There's a difference between celebrating adolescent, nascent, "innocent" sexuality and youth and eroticizing prepubescent children.
I get wanting "juvenile" depictions of love taken out of the context of adult society and adult sexuality. As someone largely put off by what he sees as the motions and the structures of romance as an adult (or a lot of life in general as an adult), I completely get that. I get wanting depictions of amazing girls that are amazingly into you in a way that manages to both be "thirsty" and "pure." Sexuality is put off on the female characters: they come to you in varying cute/exciting costumes and with various endearing personality tells to express their love and their lust for the (loosely-defined) self-insert. If I can really get into the girl's character it is an incredibly cathartic and self-affirming experience.
This is a lot of what I look for in Japanese romantic content, juxtaposed against the western content I consume, which tends to be very dystopian and very cynical as I see it. Sex is often just a shocking event in a lot of western content, frequently depicted as largely random, bestial, and exceedingly disloyal (particularly on the part of men). There is a focus on our sexual "demons," so to speak, and as a person with a romantic bent, I find such content alienating and depressing. (Not that that is wholly a bad thing: those are the sorts of things I've grown up looking for in western content, when done well and with awareness).
I think it is problematic content--in the sense that it feeds fantasies about dream gendered relationships, which can feed the very frustration they are supposed to help alleviate and lead to toxic expectations of real world women--but it is also content, for which I think there should be room. I just think that it should be an examined space.

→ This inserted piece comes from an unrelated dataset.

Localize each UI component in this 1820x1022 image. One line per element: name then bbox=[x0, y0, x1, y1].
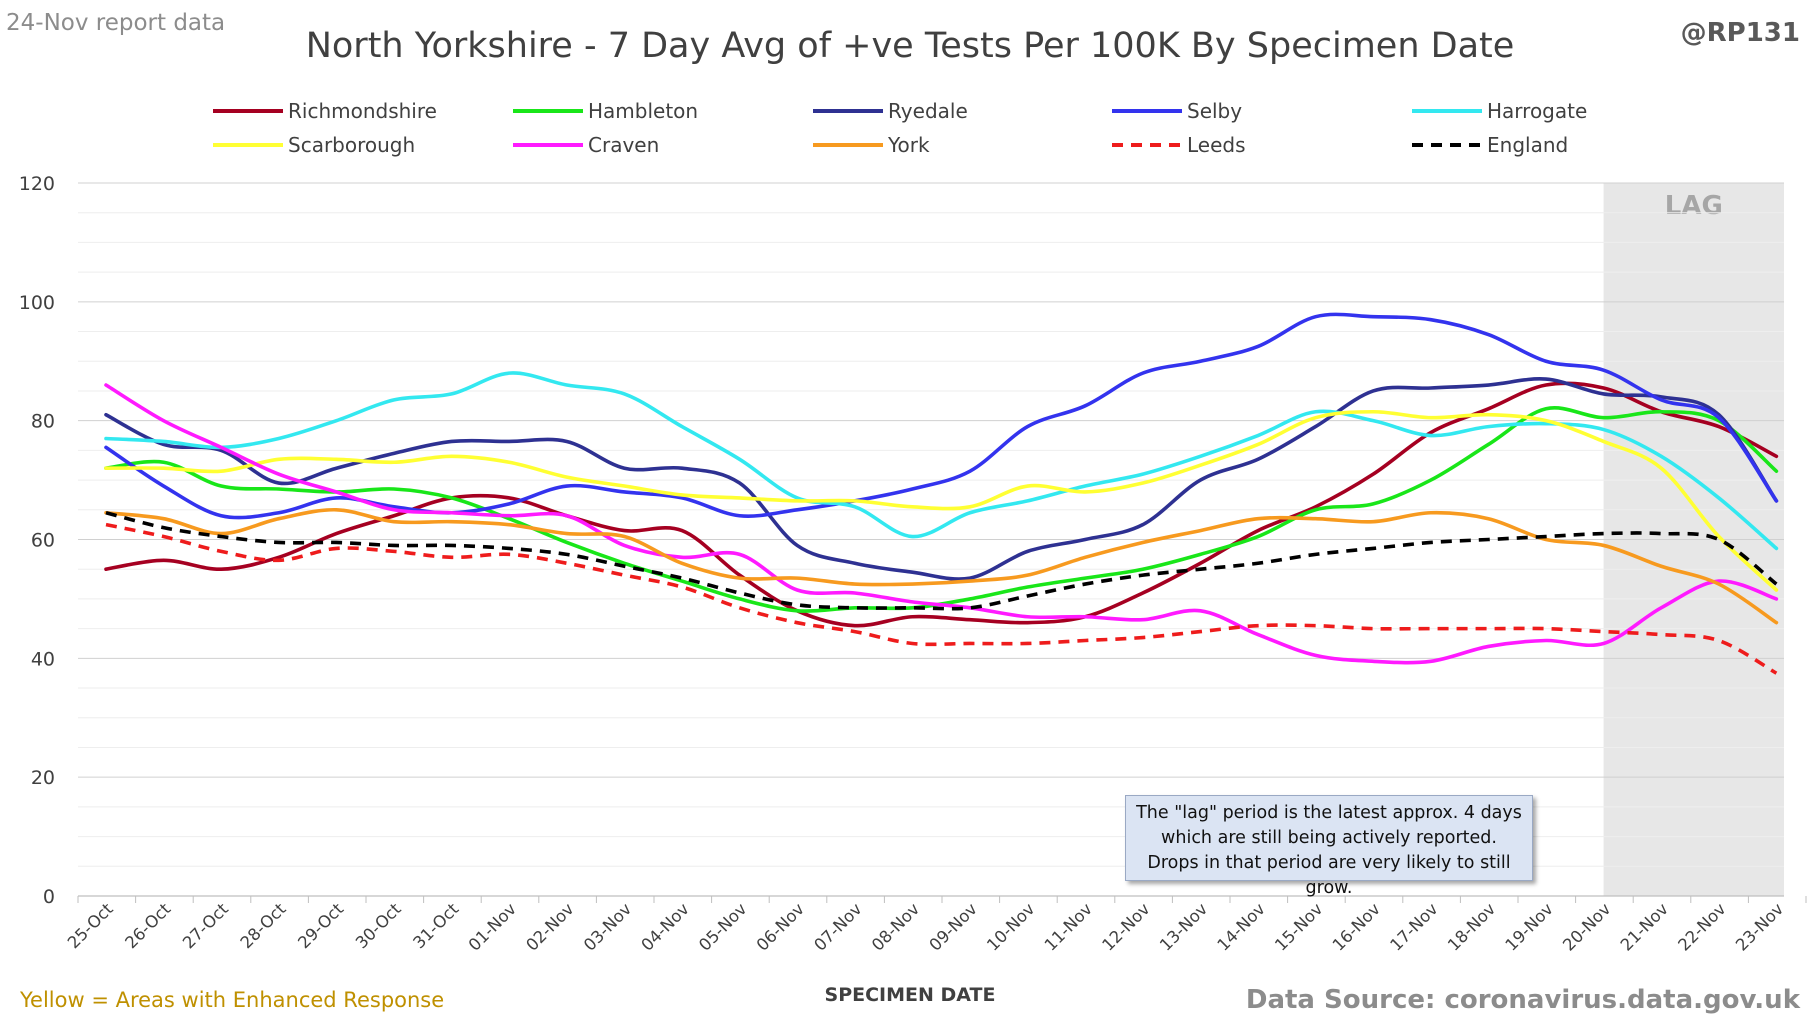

The thing is, you can have this obsession with idealized youth and idealized young love without having an obsession with prepubescent children. Japanese cultural products (and indeed much of the world) also have this obsession.
You can also have an interest in pre- (or proto-) sexual childhood love without mining it for content to titillate post-sexual love. This is also not uncommon. Love rooted in a common childhood experience is a popular theme.
It is the cross between digging as far as possible into the past and imbuing it with the desires of the present that are maximally inappropriate/disturbing.